LSU, TCU have to show their cards

In this summer-long game of Texas Hold ’em between TCU’s Gary Patterson and LSU’s Les Miles, there will be no more bluffs. Both must reveal all the cards, because Saturday night, it’s ...

Beginning shortly after 8:06 p.m. Saturday, LSU and TCU finally will have to show their cards.

All the bluffing and gamesmanship of the preseason will vanish as the No. 12 Tigers and No. 20 Horned Frogs meet in one of the marquee matchups of the opening weekend of the college football season.

LSU coach Les Miles has to either play or not play running back Jeremy Hill, the team’s returning rusher from a year ago who faces vaguely described additional discipline for violating his probation, which may or may not include sitting out this game.

Similarly, TCU coach Gary Patterson will have to stop playing word games and play either Casey Pachall or Trevone Boykin — or both — at quarterback. They’re listed as co-captains and both are expected at midfield for the coin toss, though the best guess seems to be that Pachall will be under center first.

It’s expected that suspended Horned Frogs defensive end Devonte Fields, the reigning Big 12 Conference Defensive Player of the Year, won’t play, but Patterson has called that a game-time decision, seemingly more as an answer to Miles’ vagueness about Hill than any serious consideration of playing Fields.

So a lot of pressing questions that went unanswered by the coaches’ words during the preseason will be answered by their actions.

“There’s no doubt that there are a lot of unanswered questions,” Tigers linebacker D.J. Welter said. “We’ve just worked on our assignments, and whoever shows up that day, we’ll be ready to play.”

Regardless of the individual personnel issues, there are larger questions to be answered as well — about LSU’s revamped offense under first-year coordinator Cam Cameron, its youthful defense that features just three starters from a year ago and whether TCU — just three years removed from a milestone victory in the Rose Bowl to cap an undefeated season — has staying power as a national power in its second season in the Big 12.

Cameron has spent the offseason and preseason trying to invigorate the Tigers passing game without deviating from Miles’ affinity for building an offense around an effective power running game.

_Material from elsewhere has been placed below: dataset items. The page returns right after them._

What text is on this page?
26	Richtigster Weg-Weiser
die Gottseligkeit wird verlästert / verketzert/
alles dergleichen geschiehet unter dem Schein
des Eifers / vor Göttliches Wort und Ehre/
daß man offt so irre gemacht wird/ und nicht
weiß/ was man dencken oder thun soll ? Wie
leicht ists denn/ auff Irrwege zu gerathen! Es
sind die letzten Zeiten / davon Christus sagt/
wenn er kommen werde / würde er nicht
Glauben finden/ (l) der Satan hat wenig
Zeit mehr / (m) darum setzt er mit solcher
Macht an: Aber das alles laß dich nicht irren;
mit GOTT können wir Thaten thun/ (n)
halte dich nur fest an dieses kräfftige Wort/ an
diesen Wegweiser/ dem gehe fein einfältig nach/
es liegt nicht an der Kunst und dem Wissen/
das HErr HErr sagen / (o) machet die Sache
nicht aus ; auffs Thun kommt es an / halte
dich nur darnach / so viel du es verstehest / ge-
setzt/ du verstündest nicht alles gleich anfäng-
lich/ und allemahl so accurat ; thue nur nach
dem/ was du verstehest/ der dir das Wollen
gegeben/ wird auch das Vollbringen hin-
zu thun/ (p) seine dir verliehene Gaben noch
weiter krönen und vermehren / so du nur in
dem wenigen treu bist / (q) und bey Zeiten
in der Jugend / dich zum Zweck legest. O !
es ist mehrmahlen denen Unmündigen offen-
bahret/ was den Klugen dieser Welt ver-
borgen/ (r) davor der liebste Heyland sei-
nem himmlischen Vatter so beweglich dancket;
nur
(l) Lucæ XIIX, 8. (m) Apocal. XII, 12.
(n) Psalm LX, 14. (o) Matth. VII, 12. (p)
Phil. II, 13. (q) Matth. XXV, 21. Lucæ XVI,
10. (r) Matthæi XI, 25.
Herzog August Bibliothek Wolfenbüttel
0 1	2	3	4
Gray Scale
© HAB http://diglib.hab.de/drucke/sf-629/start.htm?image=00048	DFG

It’ll be up to squarterback Zach Mettenberger to get the ball into the hands of Jarvis Landry and Odell Beckham Jr., as well as the tight ends for a change, to create more running room for Alfred Blue, Kenny Hilliard and, perhaps, Hill, who’s listed third on the depth chart.

“You can practice everything as much as you want, but it’s never really like the game,” Mettenberger said. “I’m just excited to get out there and see how we all operate together.”

TCU returns eight starters from a defense that led the Big 12 in six categories last season, most notably total yards, rushing yards and takeaways. But the absence of Fields, who had 10 sacks and 18½ tackles for loss, would be significant. He and junior Matt Anderson are both listed at the top of the depth chart, a move Patterson said was designed to keep the Tigers guessing.

The Frogs would miss Fields but still have cornerback Jason Verrett, who led the Big 12 with six interceptions last season.

LSU’s defense is nearly the opposite of TCU’s in terms of returning starters. Eight of the 11 projected starters have combined for a total of seven career starts.

They’ll be facing a Horned Frogs offense that was effective last season behind both quarterbacks, but more so when Pachall was playing. He completed 66 percent of his passes for 948 yards with 10 touchdowns and one interception as TCU started 4-0 before he was suspended after an arrest of suspicion of driving under the influence. He’s 15-2 as a starter.

Boykin completed 57.2 percent of his passes for 2,054 yards and threw 15 touchdown passes and 10 interceptions as a redshirt freshman.

“LSU has always played great defense,” Patterson said. “If you can’t handle the grind, they are going to see it. One of the more exciting things about this game is that we can learn what we’re like and what we have to be.”

Both teams feel their programs are at a higher level than their preseason rankings indicate. The winner likely will move closer to where they believe they belong, and the loser will have even more catching up to do.

“It’s a great opportunity for us to put a statement out there to the rest of the country to show how different a team we are,” Mettenberger said.